Les marchés achètent la paix et vendent la guerre
À l’ouverture, ce lundi 23 mars, les marchés ont salué les propos du président américain Donald Trump évoquant de prétendues discussions « productives » entre Washington et Téhéran pour mettre fin à la guerre. En quelques minutes, le S&P 500 a bondi de plus de 2 %, effaçant près de 2 000 milliards de dollars de capitalisation et déclenchant un puissant mouvement haussier sur les valeurs cycliques et technologiques.
Mais l’embellie a été de courte durée. Téhéran a rapidement démenti tout contact direct avec Washington, renvoyant les indices dans le rouge et illustrant, une fois de plus, la nervosité extrême des marchés face à la moindre inflexion géopolitique.
Ce bref épisode dit tout de l’époque : les marchés ne « pricent » plus seulement les faits, ils arbitrent des narratifs. Et le narratif dominant, aujourd’hui, c’est la paix — ou plus précisément, l’anticipation de la paix.
Car derrière cette réaction quasi pavlovienne se cache une équation devenue centrale : une désescalade au Moyen-Orient signifie un reflux du pétrole, donc un apaisement de l’inflation, donc un desserrement des politiques monétaires de la Réserve fédérale. En quelques secondes, les algorithmes traduisent la géopolitique en points d’indice.
Les chiffres parlent d’eux-mêmes : le Brent, qui évoluait autour de 65 dollars avant l’escalade, a récemment dépassé 110 dollars, avec des pointes intraday au-delà de 112 dollars. Chaque rumeur de désescalade peut faire reculer le baril de 5 à 10 dollars en séance, tandis que la moindre tension dans le Golfe le propulse immédiatement à la hausse.

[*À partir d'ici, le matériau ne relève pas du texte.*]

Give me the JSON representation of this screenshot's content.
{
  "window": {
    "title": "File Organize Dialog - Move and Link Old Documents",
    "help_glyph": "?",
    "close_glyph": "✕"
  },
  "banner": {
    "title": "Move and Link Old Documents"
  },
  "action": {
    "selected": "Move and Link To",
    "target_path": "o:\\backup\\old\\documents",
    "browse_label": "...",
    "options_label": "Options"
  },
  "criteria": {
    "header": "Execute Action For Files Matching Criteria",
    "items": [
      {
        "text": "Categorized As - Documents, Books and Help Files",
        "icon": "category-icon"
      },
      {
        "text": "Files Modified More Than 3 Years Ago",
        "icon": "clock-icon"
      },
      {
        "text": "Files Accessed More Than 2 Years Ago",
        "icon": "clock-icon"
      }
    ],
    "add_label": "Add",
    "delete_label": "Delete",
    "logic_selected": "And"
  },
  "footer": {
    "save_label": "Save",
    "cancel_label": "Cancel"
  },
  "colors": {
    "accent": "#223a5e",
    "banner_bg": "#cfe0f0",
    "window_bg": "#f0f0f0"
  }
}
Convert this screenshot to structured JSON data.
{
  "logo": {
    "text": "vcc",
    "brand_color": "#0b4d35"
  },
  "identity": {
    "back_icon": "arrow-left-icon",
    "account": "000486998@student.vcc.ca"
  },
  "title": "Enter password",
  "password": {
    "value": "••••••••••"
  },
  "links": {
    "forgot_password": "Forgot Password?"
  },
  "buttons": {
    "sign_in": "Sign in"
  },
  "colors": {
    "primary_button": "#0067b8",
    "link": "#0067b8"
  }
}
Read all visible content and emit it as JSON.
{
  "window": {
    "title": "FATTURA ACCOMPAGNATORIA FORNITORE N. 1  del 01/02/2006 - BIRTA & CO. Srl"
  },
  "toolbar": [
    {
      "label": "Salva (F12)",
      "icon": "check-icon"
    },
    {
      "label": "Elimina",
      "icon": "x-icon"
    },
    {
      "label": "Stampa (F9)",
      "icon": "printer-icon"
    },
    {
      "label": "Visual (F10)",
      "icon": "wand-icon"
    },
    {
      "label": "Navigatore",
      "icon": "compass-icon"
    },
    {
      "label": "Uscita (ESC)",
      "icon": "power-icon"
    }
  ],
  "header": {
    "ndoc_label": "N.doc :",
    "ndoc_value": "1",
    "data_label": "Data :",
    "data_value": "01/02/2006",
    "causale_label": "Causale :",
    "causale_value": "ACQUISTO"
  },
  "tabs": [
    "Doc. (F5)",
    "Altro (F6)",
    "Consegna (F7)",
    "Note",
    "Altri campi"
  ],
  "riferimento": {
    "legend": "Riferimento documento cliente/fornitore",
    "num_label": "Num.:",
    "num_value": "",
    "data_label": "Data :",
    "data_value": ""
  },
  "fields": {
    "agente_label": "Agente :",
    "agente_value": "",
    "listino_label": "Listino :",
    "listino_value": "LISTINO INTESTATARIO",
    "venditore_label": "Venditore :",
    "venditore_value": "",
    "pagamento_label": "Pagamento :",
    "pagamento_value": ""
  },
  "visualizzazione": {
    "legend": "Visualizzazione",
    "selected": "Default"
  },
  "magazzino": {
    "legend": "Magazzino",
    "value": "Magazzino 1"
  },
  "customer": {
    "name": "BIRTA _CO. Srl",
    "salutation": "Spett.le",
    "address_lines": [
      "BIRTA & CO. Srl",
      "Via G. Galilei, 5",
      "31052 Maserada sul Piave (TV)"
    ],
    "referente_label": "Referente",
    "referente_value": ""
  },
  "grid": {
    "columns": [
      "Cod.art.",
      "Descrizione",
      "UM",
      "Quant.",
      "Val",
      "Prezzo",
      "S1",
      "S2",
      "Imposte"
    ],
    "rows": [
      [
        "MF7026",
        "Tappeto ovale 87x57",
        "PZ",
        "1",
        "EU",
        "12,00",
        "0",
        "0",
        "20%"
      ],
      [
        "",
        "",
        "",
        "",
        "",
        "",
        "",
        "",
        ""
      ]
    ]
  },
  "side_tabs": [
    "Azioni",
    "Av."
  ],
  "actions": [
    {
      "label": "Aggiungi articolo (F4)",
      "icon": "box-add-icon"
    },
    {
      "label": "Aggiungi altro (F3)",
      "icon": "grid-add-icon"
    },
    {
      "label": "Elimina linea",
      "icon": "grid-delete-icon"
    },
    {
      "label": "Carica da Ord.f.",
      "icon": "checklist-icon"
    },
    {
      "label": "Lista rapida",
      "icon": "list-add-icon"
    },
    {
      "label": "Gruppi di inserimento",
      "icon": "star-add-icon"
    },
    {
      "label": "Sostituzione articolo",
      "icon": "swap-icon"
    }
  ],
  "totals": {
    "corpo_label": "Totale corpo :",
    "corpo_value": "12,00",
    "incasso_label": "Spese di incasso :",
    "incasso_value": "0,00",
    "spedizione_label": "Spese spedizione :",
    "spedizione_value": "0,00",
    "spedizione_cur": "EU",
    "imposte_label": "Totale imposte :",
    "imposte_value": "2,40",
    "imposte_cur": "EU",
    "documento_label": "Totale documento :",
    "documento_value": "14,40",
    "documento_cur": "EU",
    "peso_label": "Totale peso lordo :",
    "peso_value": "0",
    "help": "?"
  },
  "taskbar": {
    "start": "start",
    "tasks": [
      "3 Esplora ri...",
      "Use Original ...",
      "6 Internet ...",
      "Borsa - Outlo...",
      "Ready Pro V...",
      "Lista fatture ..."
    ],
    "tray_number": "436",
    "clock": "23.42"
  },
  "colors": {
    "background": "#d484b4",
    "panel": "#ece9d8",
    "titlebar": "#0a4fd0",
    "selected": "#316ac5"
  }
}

Mais cette chaîne de transmission repose sur un verrou stratégique : le détroit d’Hormuz. Véritable goulot d’étranglement énergétique, il concentre à lui seul près de 20 % du commerce mondial de pétrole — soit environ 17 à 20 millions de barils par jour. Sa sécurisation implicite est devenue une condition sine qua non de la stabilité financière globale. À l’inverse, la moindre menace de fermeture fait exploser la prime de risque énergétique et ravive les scénarios de choc inflationniste.
Le marché, lui, simplifie à l’extrême :
paix supposée = pétrole en baisse = inflation contenue = taux plus bas = rallye.
Mais cette lecture linéaire masque une réalité infiniment plus instable. Comme le souligne Robert Lucas, prix Nobel d’économie et figure tutélaire des anticipations rationnelles, « les marchés ne réagissent pas à la réalité présente, mais à la probabilité qu’ils assignent aux futurs possibles ». Autrement dit, Wall Street ne suit plus les faits : elle spécule sur des récits.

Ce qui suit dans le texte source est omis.